Сереже не разу не доводилось спускаться в метро: в школу он ходил пешком, ну а если требовалось съездить в какой-нибудь отдаленный район так возил отец на своем "джипе".
Мальчик согласно кивнул:
– Здорово!
– и опять шепотом.
– Хоть бы на денек от них вырваться. Все бы отдал, чтобы...
– он замолчал, покосился на заподозривших неладное и подошедших еще ближе, настороженно слушающих верзил.
Ребята замолчали и молчали до тех пор, пока не завизжала отчаянно, словно ее, одинокую, сдавливал некий великан - машинная сигнализация. Тогда Максим шепнул:
– Прежде всего: больше всего народу в метро вечером - тогда все с работы возвращаются. Часов семь...
– Хорошо, а под каким предлогом?
Максим взглянул на верзил, которые с напряженным, мучительным подозрением разглядывали надрывающуюся сигнализацию.
– Этим то гориллам... А ничего им не будем говорить. Нет скажем, просто, что хотим одну станцию для разнообразия проехать.
Испуганное визжание сигнализации неожиданно оборвалось, словно палач отрубил ей голову, и на ветвях разросшейся над улочкой березы зашелся долгой и восторженной песней соловей.

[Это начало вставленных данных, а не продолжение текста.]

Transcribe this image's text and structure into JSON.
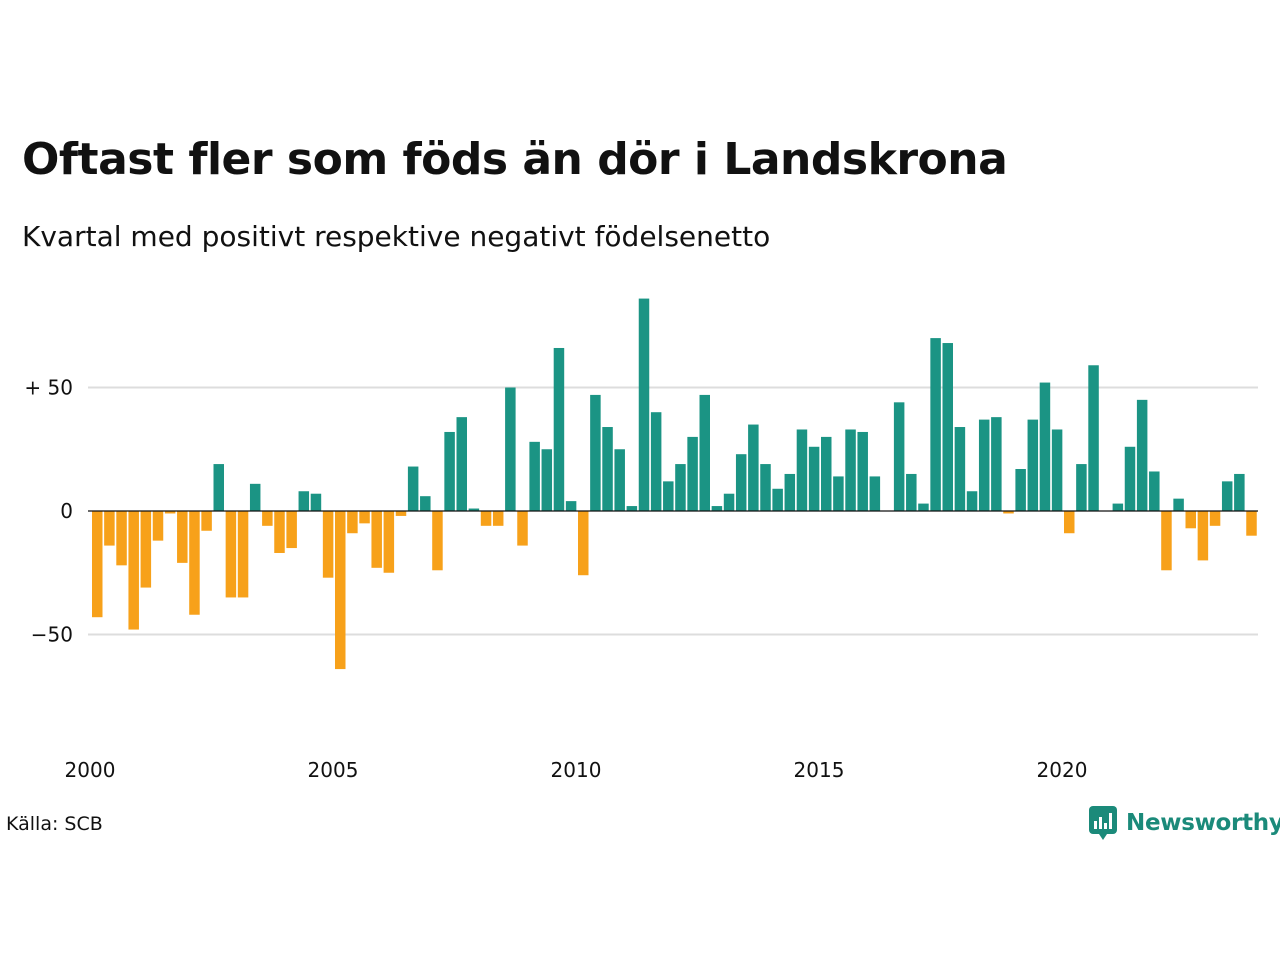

Через два часа, небо стало темно-голубым, и с запада стала расползаться по нему светло-бардовая пелена. Что-то дикое творилось на оживленных улицах: люди стремительно шли, проносились машины, и вновь люди, кто-то куда-то заходил, кто-то откуда-то выходил: и никто не хочет чувствовать в полной мере весну. Все ревет, грохочет, перемешивается - словно весь город охватила предсмертная агония.
Сережа представил как спокойно сейчас на поле. Как медленно наливается закатом небо и какой должна казаться безумной, похожей на агонию города-прыща вся эта вечерняя, тленная суета. От ясного понимания этого мурашки по его коже пробежали и еще сильнее захотелось туда - на поля, в лес - к сказкам, к тишине живой...
Они подошли к станции метро из дверей которой, словно под напором вылетала серая, усталая масса.
– К экранам бегут.
– прошептал Сережа и почувствовал, как игла раскаленная в сердце кольнула.